Jake Wharton

Deprecating idling resource libraries

19 February 2025

When Espresso was made public a decade ago, one of its banner features was the “idling resource” concept. This monitored the main thread and any background thread pools to prevent your test from progressing until the app became idle. Waiting until idle generally increased the stability of tests since at that point the UI should be stable.

We released RxIdler and okhttp-idling-resource for monitoring RxJava schedulers and OkHttp’s dispatcher, respectively. Today I am deprecating both libraries. In the years since their release, I have become disillusioned with the idling resource mechanism–and I’m not alone.

Like using R.id to target views, idling resources expose the internals of your application to the testing framework in a way that no real user can match. The point of building tests in the robot pattern was to describe interaction at a high-level. If you can’t read a UI test to someone over the phone interacting with the real app then it probably encodes implementation detail.

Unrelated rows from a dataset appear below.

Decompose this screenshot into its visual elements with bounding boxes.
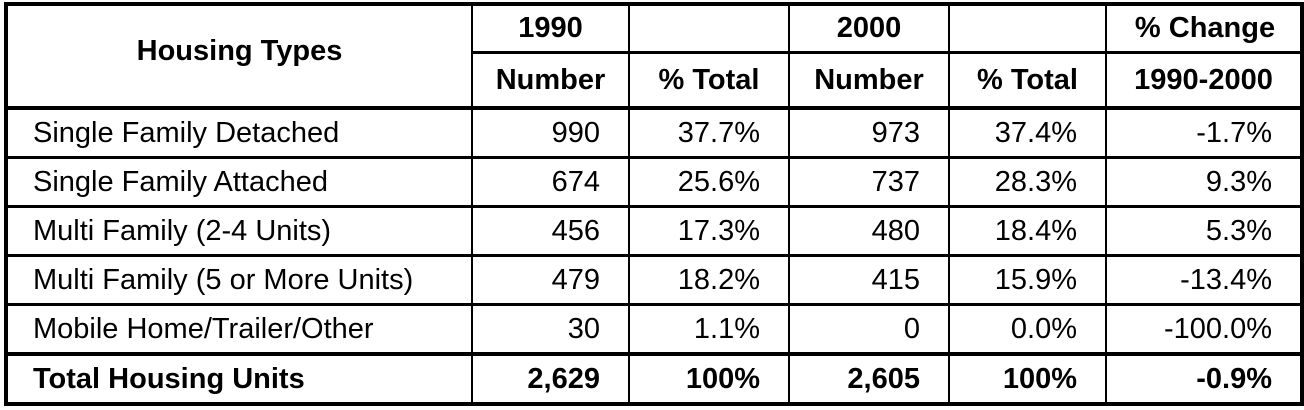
number-2000-cell: 415 (788, 254, 950, 306)
header-group-2000-spacer (948, 2, 1107, 54)
header-number-1990: Number (471, 51, 630, 110)
total-row: Total Housing Units 2,629 100% 2,605 100… (5, 352, 1303, 406)
pct-change-cell: -1.7% (1105, 106, 1303, 159)
number-1990-cell: 990 (471, 106, 630, 159)
housing-type-cell: Mobile Home/Trailer/Other (5, 303, 473, 356)
pct-change-cell: 5.3% (1105, 205, 1303, 257)
total-pct-1990-cell: 100% (628, 352, 790, 406)
pct-total-2000-cell: 28.3% (948, 156, 1107, 208)
total-pct-change-cell: -0.9% (1105, 352, 1303, 406)
pct-total-1990-cell: 17.3% (628, 205, 790, 257)
pct-total-1990-cell: 25.6% (628, 156, 790, 208)
table-row: Single Family Detached 990 37.7% 973 37.… (5, 106, 1303, 159)
header-number-2000: Number (788, 51, 950, 110)
pct-change-cell: -100.0% (1105, 303, 1303, 356)
number-1990-cell: 674 (471, 156, 630, 208)
number-1990-cell: 30 (471, 303, 630, 356)
header-housing-types: Housing Types (5, 2, 473, 110)
number-2000-cell: 737 (788, 156, 950, 208)
header-group-2000: 2000 (788, 2, 950, 54)
total-pct-2000-cell: 100% (948, 352, 1107, 406)
total-number-1990-cell: 2,629 (471, 352, 630, 406)
table-row: Multi Family (5 or More Units) 479 18.2%… (5, 254, 1303, 306)
pct-total-1990-cell: 18.2% (628, 254, 790, 306)
number-2000-cell: 480 (788, 205, 950, 257)
pct-total-2000-cell: 15.9% (948, 254, 1107, 306)
pct-total-2000-cell: 0.0% (948, 303, 1107, 356)
header-row-groups: Housing Types 1990 2000 % Change (5, 2, 1303, 110)
total-label-cell: Total Housing Units (5, 352, 473, 406)
header-group-1990: 1990 (471, 2, 630, 54)
pct-change-cell: 9.3% (1105, 156, 1303, 208)
number-2000-cell: 0 (788, 303, 950, 356)
header-pct-change: % Change (1105, 2, 1303, 54)
pct-total-1990-cell: 1.1% (628, 303, 790, 356)
pct-total-1990-cell: 37.7% (628, 106, 790, 159)
number-1990-cell: 456 (471, 205, 630, 257)
header-pct-change-range: 1990-2000 (1105, 51, 1303, 110)
housing-type-cell: Multi Family (5 or More Units) (5, 254, 473, 306)
header-group-1990-spacer (628, 2, 790, 54)
pct-change-cell: -13.4% (1105, 254, 1303, 306)
housing-type-cell: Single Family Detached (5, 106, 473, 159)
number-1990-cell: 479 (471, 254, 630, 306)
housing-type-cell: Multi Family (2-4 Units) (5, 205, 473, 257)
total-number-2000-cell: 2,605 (788, 352, 950, 406)
table-row: Multi Family (2-4 Units) 456 17.3% 480 1… (5, 205, 1303, 257)
housing-type-cell: Single Family Attached (5, 156, 473, 208)
header-row-sub: Number % Total Number % Total 1990-2000 (6, 51, 1303, 110)
table-row: Mobile Home/Trailer/Other 30 1.1% 0 0.0%… (5, 303, 1303, 356)
number-2000-cell: 973 (788, 106, 950, 159)
table-row: Single Family Attached 674 25.6% 737 28.… (5, 156, 1303, 208)
housing-types-table: Housing Types 1990 2000 % Change Number … (4, 2, 1304, 406)
pct-total-2000-cell: 37.4% (948, 106, 1107, 159)
header-pct-total-1990: % Total (628, 51, 790, 110)
header-pct-total-2000: % Total (948, 51, 1107, 110)
pct-total-2000-cell: 18.4% (948, 205, 1107, 257)
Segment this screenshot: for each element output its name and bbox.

“Okay dad, now wait for OkHttp’s Dispatcher to report itself as idle before clicking ‘continue’.”

Yeah… no.

What do we do as real users? We wait until some UI condition is met which signals our ability to progress.

“Okay dad, now wait for the ‘continue’ button to turn green before clicking it.”

Much better.

We don’t care how the application is performing the work nor the means by which it signals the UI that it is complete. Moreover, test failures that occur based on condition waits are failures which can occur in the wild.

I’ve been sitting on these deprecations and this blog post for a few years now. Telling you to switch to a new technique without actually demonstrating it is not great. Turns out that around the same time Google was also changing their tune on idling resources. That guidance has since been promoted to the official documentation as well. These links demonstrate how to wait on conditions using new built-in Compose testing APIs.

Flow chart showing 'click on button' pointing to 'is the condition met'. Its 'no' branch recurses onto itself. The 'yes' branch points to 'Assert text is displayed'. (Image courtesy developer.android.com)

For View-based layouts, you can write a custom ViewAction that loops on yielding to the main thread, checking the condition, and then either breaking or looping. Yes I know I’m still not really demonstrating how to do this for views. Sorry!

Both of these idling resource libraries are stable and reliable. They haven’t needed any commits or releases in years. If you are relying on them today then absolutely nothing is changing for you. Deprecation is a signal to new users that this is not the recommended approach. And it’s a nudge to existing users that they can migrate at their own pace to a superior solution.